Attentional bias (AB) to threat is the preferential allocation of attention to threatening stimuli over nonthreatening stimuli (Van Bockstaele et al., Citation2014). According to information processing theories of anxiety, AB is a core feature of anxiety problems and may even be causally involved in the aetiology or maintenance of anxiety disorders (e.g. Mogg & Bradley, Citation2016). Given this prominent role of AB in anxiety research, the paradigms measuring AB need to be accurate and reliable. The visual probe task (VPT; MacLeod, Mathews, & Tata, Citation1986) is probably the most often used AB paradigm. In this paradigm, one threatening and one non-threatening cue (typically a picture or a word) are presented on two different locations of the computer screen. Following the offset of the cues, participants respond to the location or the identity of an emotionally irrelevant target stimulus (e.g. a letter) that appears on either of the two previously cued locations. AB to threat is inferred from faster reaction times (RTs) on threat-congruent trials (target appearing on the threatening cue location) compared to threat-incongruent trials (target appearing on the non-threatening cue location).
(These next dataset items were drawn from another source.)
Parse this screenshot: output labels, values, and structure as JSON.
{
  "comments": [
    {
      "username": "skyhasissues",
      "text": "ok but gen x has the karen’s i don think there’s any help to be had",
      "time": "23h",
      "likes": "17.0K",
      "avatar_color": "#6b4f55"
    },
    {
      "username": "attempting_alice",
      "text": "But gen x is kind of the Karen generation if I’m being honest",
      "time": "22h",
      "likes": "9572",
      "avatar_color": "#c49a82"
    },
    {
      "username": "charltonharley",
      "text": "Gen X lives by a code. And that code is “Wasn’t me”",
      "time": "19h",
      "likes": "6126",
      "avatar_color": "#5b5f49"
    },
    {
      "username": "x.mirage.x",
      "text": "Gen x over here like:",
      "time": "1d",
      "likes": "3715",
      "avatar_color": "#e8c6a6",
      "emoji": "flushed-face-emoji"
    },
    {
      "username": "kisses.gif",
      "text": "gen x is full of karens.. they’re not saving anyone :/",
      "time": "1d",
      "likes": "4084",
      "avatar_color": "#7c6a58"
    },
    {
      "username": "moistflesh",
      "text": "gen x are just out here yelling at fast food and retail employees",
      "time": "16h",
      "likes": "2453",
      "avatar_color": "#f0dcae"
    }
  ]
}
Despite its frequent use, the VPT is not beyond contention. Results of individual studies using the VPT often diverge and the pattern of correlations between individual AB scores and measures of anxiety is highly inconsistent (Van Bockstaele et al., Citation2014), and even clinical samples often have no significant AB (e.g. Mogg, Waters, & Bradley, Citation2017). A likely cause of these inconsistencies is the VPT’s poor reliability. Schmukle (Citation2005; see also Waechter, Nelson, Wright, Hyatt, & Oakman, Citation2014) assessed AB in an unselected sample of students using different versions of the VPT. He found simple split-half correlations of AB scores ranging between −.16 and .19, test-retest correlations ranging between −.22 and .32, and correlations with trait anxiety ranging between −.13 and .26. These findings led Schmukle to conclude that the VPT is an unreliable measure of AB in non-clinical samples.
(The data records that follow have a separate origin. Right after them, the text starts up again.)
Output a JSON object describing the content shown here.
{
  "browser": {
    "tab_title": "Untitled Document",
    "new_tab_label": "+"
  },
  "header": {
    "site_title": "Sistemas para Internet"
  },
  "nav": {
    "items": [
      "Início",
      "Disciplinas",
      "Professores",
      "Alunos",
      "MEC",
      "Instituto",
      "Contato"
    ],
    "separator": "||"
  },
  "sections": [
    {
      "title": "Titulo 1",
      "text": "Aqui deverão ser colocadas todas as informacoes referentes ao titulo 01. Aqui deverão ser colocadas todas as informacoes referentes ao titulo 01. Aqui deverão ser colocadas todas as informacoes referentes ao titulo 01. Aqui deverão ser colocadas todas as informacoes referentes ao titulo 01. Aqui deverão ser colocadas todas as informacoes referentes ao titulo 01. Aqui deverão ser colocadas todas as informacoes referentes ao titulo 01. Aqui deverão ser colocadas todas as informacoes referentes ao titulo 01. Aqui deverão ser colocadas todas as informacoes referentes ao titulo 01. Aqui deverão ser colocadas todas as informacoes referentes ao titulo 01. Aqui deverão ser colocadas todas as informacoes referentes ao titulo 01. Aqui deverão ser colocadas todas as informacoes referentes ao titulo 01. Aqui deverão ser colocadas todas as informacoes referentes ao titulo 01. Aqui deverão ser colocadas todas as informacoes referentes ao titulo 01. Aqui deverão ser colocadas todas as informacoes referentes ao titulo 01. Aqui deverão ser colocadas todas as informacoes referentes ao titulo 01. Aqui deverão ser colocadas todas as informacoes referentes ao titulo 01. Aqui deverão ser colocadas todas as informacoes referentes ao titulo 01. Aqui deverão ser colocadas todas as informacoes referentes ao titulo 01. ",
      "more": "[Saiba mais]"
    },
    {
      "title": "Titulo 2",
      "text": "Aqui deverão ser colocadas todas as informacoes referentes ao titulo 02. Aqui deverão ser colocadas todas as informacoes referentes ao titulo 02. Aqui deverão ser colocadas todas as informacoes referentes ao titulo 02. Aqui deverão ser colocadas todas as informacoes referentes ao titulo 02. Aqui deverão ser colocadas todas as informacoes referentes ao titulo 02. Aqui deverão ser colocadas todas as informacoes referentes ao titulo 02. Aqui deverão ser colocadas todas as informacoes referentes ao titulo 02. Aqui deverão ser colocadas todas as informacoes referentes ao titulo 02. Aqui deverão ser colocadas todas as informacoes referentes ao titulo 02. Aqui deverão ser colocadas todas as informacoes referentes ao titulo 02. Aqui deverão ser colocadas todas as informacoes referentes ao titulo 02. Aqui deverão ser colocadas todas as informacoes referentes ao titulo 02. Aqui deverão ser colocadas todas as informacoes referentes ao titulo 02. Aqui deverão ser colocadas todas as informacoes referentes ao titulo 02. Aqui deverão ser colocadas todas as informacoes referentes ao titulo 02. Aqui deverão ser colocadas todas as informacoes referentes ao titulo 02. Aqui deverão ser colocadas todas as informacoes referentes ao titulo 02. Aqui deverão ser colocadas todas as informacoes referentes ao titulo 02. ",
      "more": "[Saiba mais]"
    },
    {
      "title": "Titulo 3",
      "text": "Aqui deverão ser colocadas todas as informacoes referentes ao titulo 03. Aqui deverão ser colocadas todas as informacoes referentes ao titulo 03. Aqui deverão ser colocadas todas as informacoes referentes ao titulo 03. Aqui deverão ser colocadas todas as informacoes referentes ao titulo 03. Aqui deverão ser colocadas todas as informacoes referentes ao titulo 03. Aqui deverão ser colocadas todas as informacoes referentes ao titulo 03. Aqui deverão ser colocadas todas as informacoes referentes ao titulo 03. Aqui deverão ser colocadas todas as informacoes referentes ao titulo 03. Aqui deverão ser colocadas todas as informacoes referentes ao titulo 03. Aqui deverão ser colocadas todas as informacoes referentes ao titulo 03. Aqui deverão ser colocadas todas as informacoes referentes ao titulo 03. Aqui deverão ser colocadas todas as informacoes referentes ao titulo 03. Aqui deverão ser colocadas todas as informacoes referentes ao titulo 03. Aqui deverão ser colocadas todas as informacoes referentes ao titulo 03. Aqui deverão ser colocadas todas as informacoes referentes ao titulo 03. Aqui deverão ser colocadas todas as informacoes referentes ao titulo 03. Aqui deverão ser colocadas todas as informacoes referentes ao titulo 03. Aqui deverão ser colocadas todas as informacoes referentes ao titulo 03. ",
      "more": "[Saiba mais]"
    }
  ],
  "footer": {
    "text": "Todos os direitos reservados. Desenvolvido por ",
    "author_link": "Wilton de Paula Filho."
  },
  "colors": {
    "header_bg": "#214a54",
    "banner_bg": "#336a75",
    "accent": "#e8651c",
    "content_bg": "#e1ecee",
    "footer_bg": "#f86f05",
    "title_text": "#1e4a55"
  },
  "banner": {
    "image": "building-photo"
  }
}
A relatively well-known alternative for the VPT is the relevant feature visual search task (RFVST, e.g. Öhman, Flykt, & Esteves, Citation2001). In this task, participants are required to find a specific target stimulus in an array of distracting stimuli. By varying the threat value of targets and distractors, AB in this task is typically inferred from faster RTs on trials with a threatening target embedded within an array of non-threatening distractors compared to trials with a non-threatening target embedded within an array of threatening distractors. Although the psychometric properties of the RFVST have not yet been systematically assessed, Van Bockstaele, Salemink, Bögels, and Wiers (Citation2017) found relatively high split-half reliabilities of .43 and .59 for AB scores in an RFVST.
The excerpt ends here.